The next day, the patient was dead.
When the test results showed a dangerously high dose of heart medication, the doctor and nurse in charge met to discuss the situation. But they let Högel finish his shift.
In those hours, Renate Röper, 67, became his final victim.
“The course of events that took place on June 24 are symbolic of the failure of those responsible for their completely erroneous assessment of actual facts and the tragic results that ensued for the patients,” Schmidt said, announcing the results of his investigation in 2017.
That investigation came about only after years of pressure by family members, and led to the current trial.

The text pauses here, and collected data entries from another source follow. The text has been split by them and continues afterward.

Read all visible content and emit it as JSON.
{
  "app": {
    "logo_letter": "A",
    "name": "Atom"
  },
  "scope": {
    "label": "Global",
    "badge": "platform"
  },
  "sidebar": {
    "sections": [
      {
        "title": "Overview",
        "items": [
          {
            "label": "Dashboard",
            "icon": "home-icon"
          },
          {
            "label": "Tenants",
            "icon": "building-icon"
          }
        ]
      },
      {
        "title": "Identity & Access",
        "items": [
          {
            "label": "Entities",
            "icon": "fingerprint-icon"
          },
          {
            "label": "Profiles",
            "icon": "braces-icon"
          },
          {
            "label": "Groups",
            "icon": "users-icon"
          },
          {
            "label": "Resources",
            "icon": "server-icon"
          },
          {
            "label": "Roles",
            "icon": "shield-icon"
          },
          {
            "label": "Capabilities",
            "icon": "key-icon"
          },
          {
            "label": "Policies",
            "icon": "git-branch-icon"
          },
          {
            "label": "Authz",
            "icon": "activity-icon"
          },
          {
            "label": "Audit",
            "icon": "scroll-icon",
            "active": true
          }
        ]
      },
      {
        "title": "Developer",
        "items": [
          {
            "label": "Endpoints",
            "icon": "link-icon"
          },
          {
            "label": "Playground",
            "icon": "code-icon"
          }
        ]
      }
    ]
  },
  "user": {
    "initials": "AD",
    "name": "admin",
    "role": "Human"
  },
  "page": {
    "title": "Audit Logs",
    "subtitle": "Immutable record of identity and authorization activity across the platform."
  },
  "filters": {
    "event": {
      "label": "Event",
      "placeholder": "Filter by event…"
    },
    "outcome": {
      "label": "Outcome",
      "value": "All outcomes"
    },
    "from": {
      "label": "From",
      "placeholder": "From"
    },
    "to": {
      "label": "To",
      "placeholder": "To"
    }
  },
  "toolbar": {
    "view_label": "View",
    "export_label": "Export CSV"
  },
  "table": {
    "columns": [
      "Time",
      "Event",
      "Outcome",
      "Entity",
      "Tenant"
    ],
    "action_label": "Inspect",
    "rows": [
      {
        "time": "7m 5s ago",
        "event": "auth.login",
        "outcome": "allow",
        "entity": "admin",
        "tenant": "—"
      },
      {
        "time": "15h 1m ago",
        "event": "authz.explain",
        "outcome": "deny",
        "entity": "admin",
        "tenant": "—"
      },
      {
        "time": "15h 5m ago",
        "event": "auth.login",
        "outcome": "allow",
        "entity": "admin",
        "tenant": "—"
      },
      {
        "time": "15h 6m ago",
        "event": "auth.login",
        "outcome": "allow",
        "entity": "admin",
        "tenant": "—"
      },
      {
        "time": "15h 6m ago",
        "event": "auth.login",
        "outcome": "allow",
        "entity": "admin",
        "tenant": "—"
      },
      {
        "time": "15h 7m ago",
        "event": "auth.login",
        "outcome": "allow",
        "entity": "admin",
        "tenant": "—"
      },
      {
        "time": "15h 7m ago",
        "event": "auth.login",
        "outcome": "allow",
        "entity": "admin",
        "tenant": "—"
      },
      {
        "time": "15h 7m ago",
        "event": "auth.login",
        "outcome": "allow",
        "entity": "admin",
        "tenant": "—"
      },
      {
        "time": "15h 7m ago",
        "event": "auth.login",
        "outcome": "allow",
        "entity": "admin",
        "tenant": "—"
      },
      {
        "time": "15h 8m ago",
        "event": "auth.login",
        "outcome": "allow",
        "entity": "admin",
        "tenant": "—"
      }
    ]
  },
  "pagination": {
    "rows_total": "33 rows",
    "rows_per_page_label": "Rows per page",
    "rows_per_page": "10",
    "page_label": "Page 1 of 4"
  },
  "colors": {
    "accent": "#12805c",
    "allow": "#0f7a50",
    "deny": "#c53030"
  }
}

Two former prosecutors from Oldenburg were investigated for failing to sufficiently investigate Högel in 2005, but neither faced charges. One is now a judge in Oldenburg.
Bührmann opened the current trial with a moment of silence to honour the victims. At times, the proceedings have seemed more like a truth commission than a criminal trial.
“The purpose of this trial is to provide answers for the family members whose loved ones died, to help them to understand how and why,” Bührmann told a witness.
But Mariya Tüter, 47, expects more. Three years ago, the police told her they suspected that her husband, Adnan, might have been murdered by Högel. Since then, she has struggled with depression and, at times, even to drive to the supermarket.
“Until this happened, I saw doctors as people who did the right thing; they were there to be trusted,” she said. “But in this case, they swept everything under the carpet. I finally want justice to be served.”